What happens when you hand 15 different AI agents a real product design project and trust them to deliver? Chetandesh, a product designer, documented exactly this - running AI agents through the full process of designing a wearable device, from concept through engineering, and writing up where each one failed.
The short answer: they failed often, and in specific ways worth understanding before you build anything similar.
The Failure Patterns That Show Up Repeatedly
The failure modes in multi-agent design work aren't random. They cluster around a few predictable problems.
The first is context loss at handoff points. AI models hold information in a context window - the amount of text they can process at once, roughly comparable to short-term working memory. When one agent's output becomes another agent's input, context compresses. Nuances in the original design brief that one agent understood clearly can arrive garbled or missing at the next agent in the chain. Engineering constraints established in step three of a workflow don't automatically carry forward to step nine.

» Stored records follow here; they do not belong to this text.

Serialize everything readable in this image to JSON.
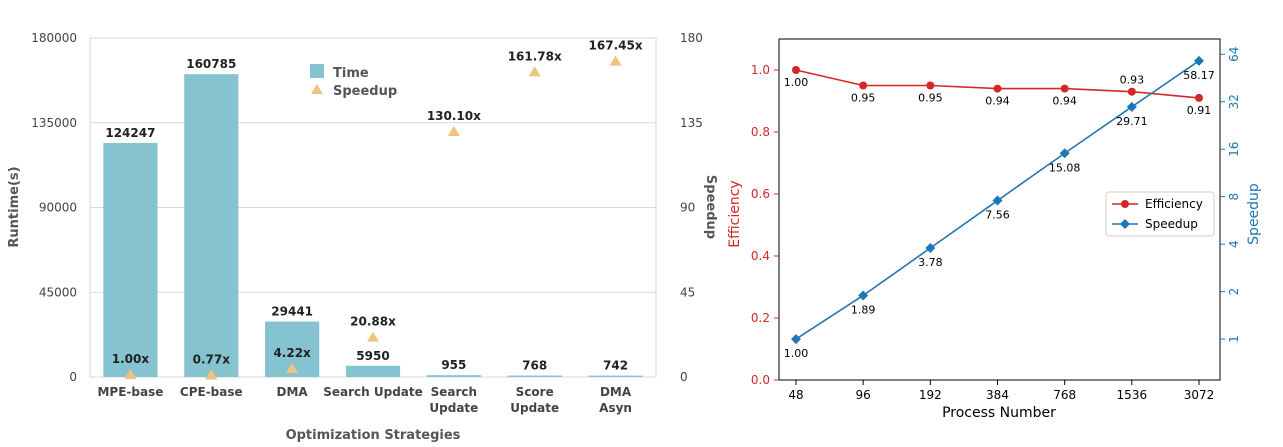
{
  "chart_data": [
    {
      "type": "bar",
      "xlabel": "Optimization Strategies",
      "ylabel": "Runtime(s)",
      "y2label": "Speedup",
      "ylim": [
        0,
        180000
      ],
      "y2lim": [
        0,
        180
      ],
      "yticks": [
        "0",
        "45000",
        "90000",
        "135000",
        "180000"
      ],
      "y2ticks": [
        "0",
        "45",
        "90",
        "135",
        "180"
      ],
      "categories": [
        [
          "MPE-base"
        ],
        [
          "CPE-base"
        ],
        [
          "DMA"
        ],
        [
          "Search Update"
        ],
        [
          "Search",
          "Update"
        ],
        [
          "Score",
          "Update"
        ],
        [
          "DMA",
          "Asyn"
        ]
      ],
      "grid": "horizontal",
      "legend_position": "top-center",
      "series": [
        {
          "name": "Time",
          "kind": "bar",
          "color": "#86c3d1",
          "values": [
            124247,
            160785,
            29441,
            5950,
            955,
            768,
            742
          ],
          "labels": [
            "124247",
            "160785",
            "29441",
            "5950",
            "955",
            "768",
            "742"
          ]
        },
        {
          "name": "Speedup",
          "kind": "marker",
          "marker": "triangle",
          "color": "#f0c27f",
          "values": [
            1.0,
            0.77,
            4.22,
            20.88,
            130.1,
            161.78,
            167.45
          ],
          "labels": [
            "1.00x",
            "0.77x",
            "4.22x",
            "20.88x",
            "130.10x",
            "161.78x",
            "167.45x"
          ]
        }
      ]
    },
    {
      "type": "line",
      "xlabel": "Process Number",
      "ylabel": "Efficiency",
      "y2label": "Speedup",
      "ylim": [
        0.0,
        1.1
      ],
      "yticks": [
        "0.0",
        "0.2",
        "0.4",
        "0.6",
        "0.8",
        "1.0"
      ],
      "y2scale": "log2",
      "y2lim": [
        0.55,
        80
      ],
      "y2ticks": [
        "1",
        "2",
        "4",
        "8",
        "16",
        "32",
        "64"
      ],
      "x": [
        "48",
        "96",
        "192",
        "384",
        "768",
        "1536",
        "3072"
      ],
      "legend_position": "center-right",
      "series": [
        {
          "name": "Efficiency",
          "axis": "left",
          "marker": "circle",
          "color": "#d62728",
          "values": [
            1.0,
            0.95,
            0.95,
            0.94,
            0.94,
            0.93,
            0.91
          ],
          "labels": [
            "1.00",
            "0.95",
            "0.95",
            "0.94",
            "0.94",
            "0.93",
            "0.91"
          ]
        },
        {
          "name": "Speedup",
          "axis": "right",
          "marker": "diamond",
          "color": "#1f77b4",
          "values": [
            1.0,
            1.89,
            3.78,
            7.56,
            15.08,
            29.71,
            58.17
          ],
          "labels": [
            "1.00",
            "1.89",
            "3.78",
            "7.56",
            "15.08",
            "29.71",
            "58.17"
          ]
        }
      ]
    }
  ]
}
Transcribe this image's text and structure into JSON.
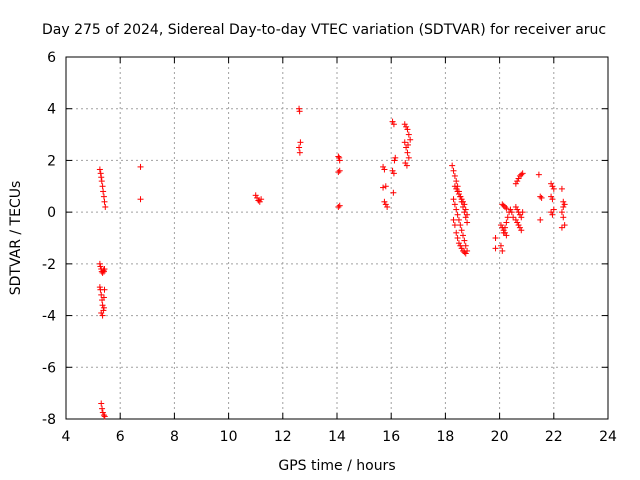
{
  "chart_data": {
    "type": "scatter",
    "title": "Day 275 of 2024, Sidereal Day-to-day VTEC variation (SDTVAR) for receiver aruc",
    "xlabel": "GPS time / hours",
    "ylabel": "SDTVAR / TECUs",
    "xlim": [
      4,
      24
    ],
    "ylim": [
      -8,
      6
    ],
    "xticks": [
      4,
      6,
      8,
      10,
      12,
      14,
      16,
      18,
      20,
      22,
      24
    ],
    "yticks": [
      -8,
      -6,
      -4,
      -2,
      0,
      2,
      4,
      6
    ],
    "grid": true,
    "marker": "+",
    "color": "#ff0000",
    "series": [
      {
        "name": "SDTVAR",
        "x": [
          5.25,
          5.28,
          5.3,
          5.32,
          5.35,
          5.37,
          5.4,
          5.42,
          5.45,
          5.25,
          5.27,
          5.3,
          5.32,
          5.35,
          5.38,
          5.4,
          5.42,
          5.25,
          5.27,
          5.3,
          5.33,
          5.35,
          5.38,
          5.4,
          5.42,
          5.3,
          5.35,
          5.4,
          5.3,
          5.33,
          5.36,
          5.4,
          5.43,
          6.75,
          6.75,
          11.0,
          11.05,
          11.1,
          11.15,
          11.2,
          12.6,
          12.62,
          12.65,
          12.6,
          12.63,
          14.05,
          14.08,
          14.1,
          14.05,
          14.1,
          14.05,
          14.1,
          15.7,
          15.75,
          15.8,
          15.7,
          15.75,
          15.8,
          15.85,
          16.05,
          16.1,
          16.15,
          16.05,
          16.1,
          16.08,
          16.12,
          16.5,
          16.55,
          16.6,
          16.65,
          16.7,
          16.5,
          16.55,
          16.6,
          16.65,
          16.52,
          16.58,
          16.62,
          18.25,
          18.3,
          18.35,
          18.4,
          18.45,
          18.5,
          18.55,
          18.6,
          18.65,
          18.7,
          18.75,
          18.8,
          18.3,
          18.35,
          18.4,
          18.45,
          18.5,
          18.55,
          18.6,
          18.65,
          18.7,
          18.75,
          18.8,
          18.3,
          18.35,
          18.4,
          18.45,
          18.5,
          18.55,
          18.6,
          18.65,
          18.7,
          18.75,
          18.35,
          18.4,
          18.45,
          18.5,
          18.55,
          18.6,
          18.65,
          18.7,
          18.75,
          18.8,
          19.85,
          19.85,
          20.05,
          20.1,
          20.15,
          20.2,
          20.25,
          20.3,
          20.35,
          20.4,
          20.45,
          20.5,
          20.1,
          20.15,
          20.2,
          20.25,
          20.05,
          20.1,
          20.15,
          20.2,
          20.25,
          20.6,
          20.65,
          20.7,
          20.75,
          20.8,
          20.85,
          20.6,
          20.65,
          20.7,
          20.75,
          20.8,
          20.6,
          20.65,
          20.7,
          20.75,
          20.8,
          20.85,
          21.45,
          21.5,
          21.55,
          21.5,
          21.9,
          21.95,
          22.0,
          21.9,
          21.95,
          22.0,
          21.9,
          21.95,
          22.3,
          22.35,
          22.4,
          22.3,
          22.35,
          22.4,
          22.3,
          22.35
        ],
        "y": [
          1.65,
          1.5,
          1.35,
          1.2,
          1.0,
          0.8,
          0.6,
          0.4,
          0.2,
          -2.0,
          -2.1,
          -2.2,
          -2.3,
          -2.35,
          -2.25,
          -2.3,
          -2.2,
          -2.9,
          -3.0,
          -3.2,
          -3.4,
          -3.6,
          -3.8,
          -3.3,
          -3.0,
          -3.9,
          -4.0,
          -3.7,
          -7.4,
          -7.6,
          -7.75,
          -7.85,
          -7.9,
          1.75,
          0.5,
          0.65,
          0.55,
          0.45,
          0.4,
          0.5,
          4.0,
          3.9,
          2.7,
          2.5,
          2.3,
          2.15,
          2.1,
          1.6,
          1.55,
          0.25,
          0.2,
          2.0,
          1.75,
          1.65,
          1.0,
          0.95,
          0.4,
          0.3,
          0.2,
          3.5,
          3.4,
          2.1,
          1.6,
          1.5,
          0.75,
          2.0,
          3.4,
          3.3,
          3.2,
          3.0,
          2.8,
          2.7,
          2.5,
          2.3,
          2.1,
          1.9,
          1.8,
          2.6,
          1.8,
          1.6,
          1.4,
          1.2,
          1.0,
          0.8,
          0.6,
          0.4,
          0.2,
          0.0,
          -0.2,
          -0.4,
          0.5,
          0.3,
          0.1,
          -0.1,
          -0.3,
          -0.5,
          -0.7,
          -0.9,
          -1.1,
          -1.3,
          -1.5,
          -0.3,
          -0.5,
          -0.8,
          -1.0,
          -1.2,
          -1.3,
          -1.4,
          -1.5,
          -1.55,
          -1.6,
          1.0,
          0.9,
          0.8,
          0.7,
          0.6,
          0.5,
          0.4,
          0.3,
          0.1,
          -0.1,
          -1.0,
          -1.4,
          -1.3,
          -1.5,
          -0.8,
          -0.6,
          -0.4,
          -0.2,
          0.0,
          0.1,
          0.0,
          -0.2,
          0.3,
          0.25,
          0.2,
          0.15,
          -0.5,
          -0.6,
          -0.7,
          -0.8,
          -0.9,
          1.1,
          1.2,
          1.3,
          1.4,
          1.45,
          1.5,
          0.2,
          0.1,
          0.0,
          -0.1,
          -0.2,
          -0.3,
          -0.4,
          -0.5,
          -0.6,
          -0.7,
          0.0,
          1.45,
          0.6,
          0.55,
          -0.3,
          1.1,
          1.0,
          0.9,
          0.6,
          0.5,
          0.1,
          0.0,
          -0.1,
          0.9,
          0.4,
          0.3,
          0.0,
          -0.2,
          -0.5,
          -0.6,
          0.2
        ]
      }
    ]
  }
}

The second is confident wrong answers. AI models generate fluent, authoritative-sounding output regardless of accuracy. In a design workflow, this means an agent might produce detailed engineering specifications that are physically impossible, or describe material properties that don't match reality. A human engineer catches this quickly. A downstream AI agent often doesn't, and builds on the bad assumption instead.
The third is capability mismatch. Current AI agents are strong at some design tasks - generating concepts, writing documentation, researching comparable products - and genuinely weak at others, including spatial reasoning, understanding manufacturing constraints, and iterating based on tactile or physical feedback. When workflows assign tasks without accounting for these limits, the outputs at the weak spots degrade everything that follows.
What This Means for Practical Use
The real takeaway isn't that AI agents don't work. It's that they fail in patterned ways, which means you can design workflows around the failure points.
Put human review at handoff steps where context loss is most likely - particularly when specifications established early in a project need to carry through many stages. Verify engineering or technical outputs against known constraints before feeding them to the next agent in the chain. Don't assign spatial or physical reasoning tasks to agents where you wouldn't trust a text description of a 3D object.
This kind of practitioner write-up is more useful than most AI benchmark papers. Benchmarks test models on clean, standardized problems with measurable outputs. Real design projects involve ambiguous briefs, interdependent decisions, and constraints that emerge mid-process.
Knowing in advance where the agent chain breaks is the difference between building a useful system and building one that quietly produces wrong outputs until something fails downstream.